La carrera global por dominar la inteligencia artificial acaba de romper otro récord: Amazon, SoftBank y Nvidia acordaron inyectar en conjunto 110.000 millones de dólares en OpenAI, en una ronda de financiación histórica que consolida a la creadora de ChatGPT como uno de los actores más valorados y estratégicos del sector tecnológico. Según detalló la propia empresa en un comunicado citado por DW y otros medios, Amazon aportará 50.000 millones, SoftBank 30.000 millones y Nvidia otros 30.000 millones, con la expectativa de que se sumen nuevos inversores financieros en las próximas semanas.
La operación lleva la valoración de OpenAI a alrededor de 730.000 millones de dólares “pre‑money”, según medios económicos, colocándola en la liga de las compañías tecnológicas más valiosas del mundo pese a no cotizar en bolsa. “La IA se va a implementar en todas partes. Está transformando la economía, y el mundo necesita una gran capacidad de computación colectiva para satisfacer la demanda”, declaró el director ejecutivo de OpenAI, Sam Altman, a la cadena CNBC, citado por EFE y otros portales.
Qué pone cada uno sobre la mesa
Según DW y medios especializados, el paquete se estructura así:
- Amazon
- Compromete 50.000 millones de dólares, con un desembolso inicial de 15.000 millones y otros 35.000 millones condicionados a hitos específicos en los próximos meses.
- OpenAI se compromete a usar 2 gigavatios de potencia de cómputo basados en los chips Trainium de Amazon, y AWS se convierte en socio cloud clave y “proveedor exclusivo de terceros” para la plataforma empresarial OpenAI Frontier.
- Nvidia
- Aporta 30.000 millones de dólares, estructurados también en torno a acuerdos de suministro de hardware.

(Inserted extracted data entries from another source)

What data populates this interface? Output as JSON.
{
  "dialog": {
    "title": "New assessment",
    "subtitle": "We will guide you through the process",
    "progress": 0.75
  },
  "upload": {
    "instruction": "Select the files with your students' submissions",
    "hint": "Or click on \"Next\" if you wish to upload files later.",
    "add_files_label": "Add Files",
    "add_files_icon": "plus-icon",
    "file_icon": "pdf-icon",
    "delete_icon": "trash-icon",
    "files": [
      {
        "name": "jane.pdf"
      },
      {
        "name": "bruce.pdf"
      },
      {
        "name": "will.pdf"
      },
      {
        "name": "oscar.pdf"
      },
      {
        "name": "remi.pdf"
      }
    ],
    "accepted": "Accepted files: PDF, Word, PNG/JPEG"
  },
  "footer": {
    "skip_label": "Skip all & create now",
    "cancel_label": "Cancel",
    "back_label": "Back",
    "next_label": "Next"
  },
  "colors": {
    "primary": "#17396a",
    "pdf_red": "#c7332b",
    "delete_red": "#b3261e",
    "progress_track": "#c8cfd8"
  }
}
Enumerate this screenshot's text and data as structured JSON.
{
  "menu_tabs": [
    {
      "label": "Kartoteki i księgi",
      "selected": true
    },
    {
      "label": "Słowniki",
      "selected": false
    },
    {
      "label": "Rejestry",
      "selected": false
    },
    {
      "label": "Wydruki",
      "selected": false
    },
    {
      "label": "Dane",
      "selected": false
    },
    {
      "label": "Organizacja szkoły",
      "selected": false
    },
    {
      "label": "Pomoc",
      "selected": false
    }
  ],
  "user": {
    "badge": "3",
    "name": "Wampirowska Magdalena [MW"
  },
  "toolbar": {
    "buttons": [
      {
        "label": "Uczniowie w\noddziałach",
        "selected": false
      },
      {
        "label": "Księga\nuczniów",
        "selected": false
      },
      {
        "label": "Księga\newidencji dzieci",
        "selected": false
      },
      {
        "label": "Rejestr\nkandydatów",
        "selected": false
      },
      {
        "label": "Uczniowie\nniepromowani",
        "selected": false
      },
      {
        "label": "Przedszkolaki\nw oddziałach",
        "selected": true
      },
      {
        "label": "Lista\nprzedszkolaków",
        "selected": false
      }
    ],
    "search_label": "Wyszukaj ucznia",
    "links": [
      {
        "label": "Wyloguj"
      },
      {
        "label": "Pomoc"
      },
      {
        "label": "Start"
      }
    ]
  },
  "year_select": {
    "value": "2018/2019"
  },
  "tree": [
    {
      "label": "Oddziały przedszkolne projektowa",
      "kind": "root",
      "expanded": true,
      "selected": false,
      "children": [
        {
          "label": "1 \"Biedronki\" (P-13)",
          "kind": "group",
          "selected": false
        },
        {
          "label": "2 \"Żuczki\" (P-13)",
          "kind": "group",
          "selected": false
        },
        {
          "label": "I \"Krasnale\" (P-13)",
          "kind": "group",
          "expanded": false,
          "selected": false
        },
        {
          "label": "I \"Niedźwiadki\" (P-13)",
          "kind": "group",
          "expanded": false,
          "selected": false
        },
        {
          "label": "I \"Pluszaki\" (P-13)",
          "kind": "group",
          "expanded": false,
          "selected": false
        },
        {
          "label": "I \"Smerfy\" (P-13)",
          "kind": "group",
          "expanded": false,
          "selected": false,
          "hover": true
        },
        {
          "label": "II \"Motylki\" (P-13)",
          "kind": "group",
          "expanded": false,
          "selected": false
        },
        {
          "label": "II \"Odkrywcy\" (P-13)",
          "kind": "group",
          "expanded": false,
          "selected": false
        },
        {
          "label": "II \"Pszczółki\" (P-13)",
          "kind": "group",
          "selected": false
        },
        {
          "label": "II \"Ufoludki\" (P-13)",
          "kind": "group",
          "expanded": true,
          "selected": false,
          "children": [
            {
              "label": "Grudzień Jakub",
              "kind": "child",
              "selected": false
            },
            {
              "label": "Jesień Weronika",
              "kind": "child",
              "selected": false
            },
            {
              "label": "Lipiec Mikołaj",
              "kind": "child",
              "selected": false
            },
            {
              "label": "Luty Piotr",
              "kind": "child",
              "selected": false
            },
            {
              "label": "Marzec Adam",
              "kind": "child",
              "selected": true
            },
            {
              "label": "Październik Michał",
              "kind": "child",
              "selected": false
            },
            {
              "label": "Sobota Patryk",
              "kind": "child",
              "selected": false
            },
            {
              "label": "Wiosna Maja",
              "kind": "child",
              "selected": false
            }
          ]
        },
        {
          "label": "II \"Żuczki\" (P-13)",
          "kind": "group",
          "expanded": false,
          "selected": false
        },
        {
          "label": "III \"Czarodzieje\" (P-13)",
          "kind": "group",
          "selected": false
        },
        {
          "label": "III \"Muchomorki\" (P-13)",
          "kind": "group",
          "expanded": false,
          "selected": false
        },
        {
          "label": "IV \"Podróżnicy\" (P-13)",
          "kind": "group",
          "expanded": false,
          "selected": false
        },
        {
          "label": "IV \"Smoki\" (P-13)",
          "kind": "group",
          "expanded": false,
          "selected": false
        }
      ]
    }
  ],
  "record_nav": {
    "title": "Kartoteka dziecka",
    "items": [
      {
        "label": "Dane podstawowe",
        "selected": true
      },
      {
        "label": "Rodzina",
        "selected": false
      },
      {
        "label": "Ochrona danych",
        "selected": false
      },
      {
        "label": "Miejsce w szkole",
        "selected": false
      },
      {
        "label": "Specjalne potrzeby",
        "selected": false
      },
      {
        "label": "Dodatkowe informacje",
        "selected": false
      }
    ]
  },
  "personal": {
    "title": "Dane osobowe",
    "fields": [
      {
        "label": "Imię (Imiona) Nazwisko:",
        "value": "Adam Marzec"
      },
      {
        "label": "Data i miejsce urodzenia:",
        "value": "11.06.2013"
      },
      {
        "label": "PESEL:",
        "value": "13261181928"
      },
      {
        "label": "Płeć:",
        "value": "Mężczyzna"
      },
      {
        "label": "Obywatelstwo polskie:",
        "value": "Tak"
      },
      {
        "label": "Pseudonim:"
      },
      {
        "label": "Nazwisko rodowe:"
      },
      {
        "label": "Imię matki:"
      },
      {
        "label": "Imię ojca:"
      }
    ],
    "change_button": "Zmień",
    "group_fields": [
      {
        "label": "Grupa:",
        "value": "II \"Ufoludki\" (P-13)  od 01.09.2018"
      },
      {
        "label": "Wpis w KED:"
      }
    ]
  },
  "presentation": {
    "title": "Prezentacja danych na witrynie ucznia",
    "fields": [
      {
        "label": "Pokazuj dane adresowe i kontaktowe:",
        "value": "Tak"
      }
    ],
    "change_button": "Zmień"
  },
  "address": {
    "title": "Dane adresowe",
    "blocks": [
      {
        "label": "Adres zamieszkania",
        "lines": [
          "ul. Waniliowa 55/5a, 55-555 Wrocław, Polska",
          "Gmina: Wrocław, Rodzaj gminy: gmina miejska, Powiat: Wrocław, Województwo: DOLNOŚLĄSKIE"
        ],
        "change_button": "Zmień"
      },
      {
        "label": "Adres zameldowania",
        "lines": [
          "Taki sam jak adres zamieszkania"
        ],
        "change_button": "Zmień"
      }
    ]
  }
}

- El pacto incluye el uso de 3 GW de capacidad de inferencia y 2 GW de entrenamiento en los nuevos sistemas “Vera Rubin”, que se sumarán a la infraestructura actual basada en GPUs Hopper y Blackwell.
- SoftBank
- Invertirá 30.000 millones de dólares, pagados en tres tramos de 10.000 millones entre abril y octubre, para sostener el agresivo plan de crecimiento de OpenAI mientras la compañía sigue persiguiendo la inteligencia artificial general (AGI).
Medios como The Register subrayan que, en el caso de Amazon y Nvidia, buena parte de los fondos están ligados a contratos de compra de infraestructura, de manera que cada dólar invertido se traduce en ingresos asegurados por venta de cómputo a OpenAI en los próximos años. En la práctica, la ronda funciona también como un descuento masivo sobre la factura de centros de datos que OpenAI tendrá que pagar igualmente para seguir entrenando y desplegando modelos cada vez más potentes.
Qué busca OpenAI con tanto dinero
El mensaje oficial es que el capital servirá para expandir la capacidad de cómputo y acelerar el desarrollo de modelos de próxima generación. Con los nuevos acuerdos, OpenAI asegura:
- Acceso a gigavatios de potencia de procesamiento dedicados, una escala propia de infraestructuras eléctricas nacionales.
- Una alianza reforzada con AWS, que integrará modelos de OpenAI en su oferta (por ejemplo, en Amazon Bedrock) y permitirá a desarrolladores crear modelos personalizados para productos de consumo basados en esa tecnología, complementando la línea interna de modelos Nova de Amazon.
Altman ha insistido en que el cuello de botella de la IA ya no es solo el talento, sino la energía y el hardware para entrenar y desplegar modelos a escala planetaria. Este acuerdo, interpretan analistas, es una forma de asegurar “combustible” computacional a largo plazo, mientras OpenAI compite con gigantes como Google, Meta y Anthropic en la carrera por modelos más grandes, rápidos y especializados.
Por qué importa esta ronda
Para el ecosistema tecnológico, la operación envía varias señales claras:
- La apuesta es a largo plazo: comprometer 110.000 millones de dólares indica que los grandes actores creen que la IA generativa y los agentes avanzados serán infraestructura básica de la economía, no una moda pasajera.
- Se consolidan bloques estratégicos: Amazon amarra a OpenAI como cliente preferente frente a rivales como Microsoft Azure o Google Cloud, mientras Nvidia garantiza demanda masiva para sus nuevas generaciones de GPUs y sistemas “Vera Rubin”.
- SoftBank vuelve a jugar fuerte: el grupo de Masayoshi Son, conocido por apuestas gigantes a futuro (Vision Fund), se coloca en el corazón de la ola de IA tras varios años de reacomodo.
En palabras de Altman, recogidas por varios medios, “la IA se va a implementar en todas partes” y esta ronda es una manera de preparar la “capacidad de computación colectiva” que hará falta para sostener esa expansión.